Louis Dudney, managing director at AlixPartners, told Law magazine that: "General counsel must deal with not only the potential damage that litigation may inflict but also defending these lawsuits, which can be costly and detract from day-to-day activities."

This trend was also highlighted in the ninth Annual Litigation Trends Survey by the law offices of Fulbright & Jaworski, and has been widely recognised across the industry.

What this means is that in-house lawyers need to take on a more directional role, encouraging executives and boardroom members to avoid situations that could lead to expensive and time-consuming litigation.

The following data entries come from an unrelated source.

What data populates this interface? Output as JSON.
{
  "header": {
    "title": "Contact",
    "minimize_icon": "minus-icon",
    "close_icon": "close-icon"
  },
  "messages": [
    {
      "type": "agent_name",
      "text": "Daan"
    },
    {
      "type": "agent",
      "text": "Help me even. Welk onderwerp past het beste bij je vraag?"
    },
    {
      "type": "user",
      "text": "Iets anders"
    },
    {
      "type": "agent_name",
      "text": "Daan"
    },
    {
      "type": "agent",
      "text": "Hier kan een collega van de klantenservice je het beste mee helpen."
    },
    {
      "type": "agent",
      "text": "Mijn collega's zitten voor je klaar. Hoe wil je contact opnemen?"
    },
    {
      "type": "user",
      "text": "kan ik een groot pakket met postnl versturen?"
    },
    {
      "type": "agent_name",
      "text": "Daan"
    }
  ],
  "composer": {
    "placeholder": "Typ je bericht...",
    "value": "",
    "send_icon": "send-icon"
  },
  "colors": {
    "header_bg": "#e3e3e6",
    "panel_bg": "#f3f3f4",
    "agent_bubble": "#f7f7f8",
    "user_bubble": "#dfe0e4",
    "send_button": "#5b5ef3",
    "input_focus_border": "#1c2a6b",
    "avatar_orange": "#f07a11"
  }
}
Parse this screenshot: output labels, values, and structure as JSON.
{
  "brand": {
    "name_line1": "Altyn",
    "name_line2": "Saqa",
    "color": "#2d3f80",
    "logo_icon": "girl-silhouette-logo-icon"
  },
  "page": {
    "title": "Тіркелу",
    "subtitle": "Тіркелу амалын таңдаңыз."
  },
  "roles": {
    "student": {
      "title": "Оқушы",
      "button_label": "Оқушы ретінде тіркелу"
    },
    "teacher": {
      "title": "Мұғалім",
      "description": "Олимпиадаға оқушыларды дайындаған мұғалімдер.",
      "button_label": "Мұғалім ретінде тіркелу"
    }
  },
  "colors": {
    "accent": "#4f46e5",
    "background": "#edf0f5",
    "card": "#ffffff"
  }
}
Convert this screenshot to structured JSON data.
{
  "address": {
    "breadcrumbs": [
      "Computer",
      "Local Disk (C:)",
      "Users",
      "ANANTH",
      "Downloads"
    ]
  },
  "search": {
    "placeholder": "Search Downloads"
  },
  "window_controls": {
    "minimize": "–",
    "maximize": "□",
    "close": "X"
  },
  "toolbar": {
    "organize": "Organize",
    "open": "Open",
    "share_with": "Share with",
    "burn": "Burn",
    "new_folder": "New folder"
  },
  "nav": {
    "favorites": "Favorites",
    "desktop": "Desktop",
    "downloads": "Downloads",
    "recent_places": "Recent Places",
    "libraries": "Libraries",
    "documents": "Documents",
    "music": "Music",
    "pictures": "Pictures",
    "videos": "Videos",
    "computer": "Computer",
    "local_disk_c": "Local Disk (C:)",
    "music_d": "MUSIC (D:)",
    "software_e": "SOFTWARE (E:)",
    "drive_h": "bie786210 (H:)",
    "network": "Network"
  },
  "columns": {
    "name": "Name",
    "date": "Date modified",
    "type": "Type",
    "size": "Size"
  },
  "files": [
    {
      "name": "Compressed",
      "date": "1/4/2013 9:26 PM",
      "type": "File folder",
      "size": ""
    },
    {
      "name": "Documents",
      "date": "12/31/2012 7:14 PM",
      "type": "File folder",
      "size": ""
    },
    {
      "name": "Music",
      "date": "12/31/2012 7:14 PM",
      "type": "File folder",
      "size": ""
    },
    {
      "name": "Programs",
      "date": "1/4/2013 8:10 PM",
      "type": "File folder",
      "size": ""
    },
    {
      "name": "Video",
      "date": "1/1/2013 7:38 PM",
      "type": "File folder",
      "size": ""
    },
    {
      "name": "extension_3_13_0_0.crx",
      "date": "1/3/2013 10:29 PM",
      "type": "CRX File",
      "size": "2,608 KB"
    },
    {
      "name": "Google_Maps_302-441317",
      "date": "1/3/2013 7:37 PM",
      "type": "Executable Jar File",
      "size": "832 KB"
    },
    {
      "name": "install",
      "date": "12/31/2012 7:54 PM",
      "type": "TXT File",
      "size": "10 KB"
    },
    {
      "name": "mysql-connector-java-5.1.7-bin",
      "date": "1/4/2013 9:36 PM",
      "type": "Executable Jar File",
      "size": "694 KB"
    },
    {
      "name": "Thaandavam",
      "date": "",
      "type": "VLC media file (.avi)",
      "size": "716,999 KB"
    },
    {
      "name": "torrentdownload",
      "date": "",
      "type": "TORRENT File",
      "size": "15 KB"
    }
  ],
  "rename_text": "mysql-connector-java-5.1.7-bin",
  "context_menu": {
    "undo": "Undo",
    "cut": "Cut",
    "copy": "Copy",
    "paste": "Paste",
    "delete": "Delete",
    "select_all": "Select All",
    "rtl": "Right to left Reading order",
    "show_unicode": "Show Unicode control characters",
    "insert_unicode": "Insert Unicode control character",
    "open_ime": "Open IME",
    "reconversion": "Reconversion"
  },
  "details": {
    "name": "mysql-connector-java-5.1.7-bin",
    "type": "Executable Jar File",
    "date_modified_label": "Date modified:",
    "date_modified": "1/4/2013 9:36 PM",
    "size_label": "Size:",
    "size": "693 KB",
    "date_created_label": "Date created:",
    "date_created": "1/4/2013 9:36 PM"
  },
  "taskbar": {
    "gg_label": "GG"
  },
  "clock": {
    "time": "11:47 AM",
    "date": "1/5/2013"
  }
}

However, some 84 per cent of corporate legal departments are trying several ways to lower legal costs, including keeping more work in-house, using alternative fee arrangements, and resorting to alternative dispute resolution - highlighting the tightened budgets lawyers are being forced to operate with.

Contract and intellectual property disputes remain the most common type of legal action seen in the US business world, while many companies are considering bulking up their compliance programmes and policies to avoid legal action.

"Litigation and the threats associated with commercial disputes remains a critical issue facing companies and their executives today," concluded My Dudney.

On the bright side, high levels of regulation have made the in-house role increasingly important, potentially leading to an increase in prestige and income for top general counsel across the globe.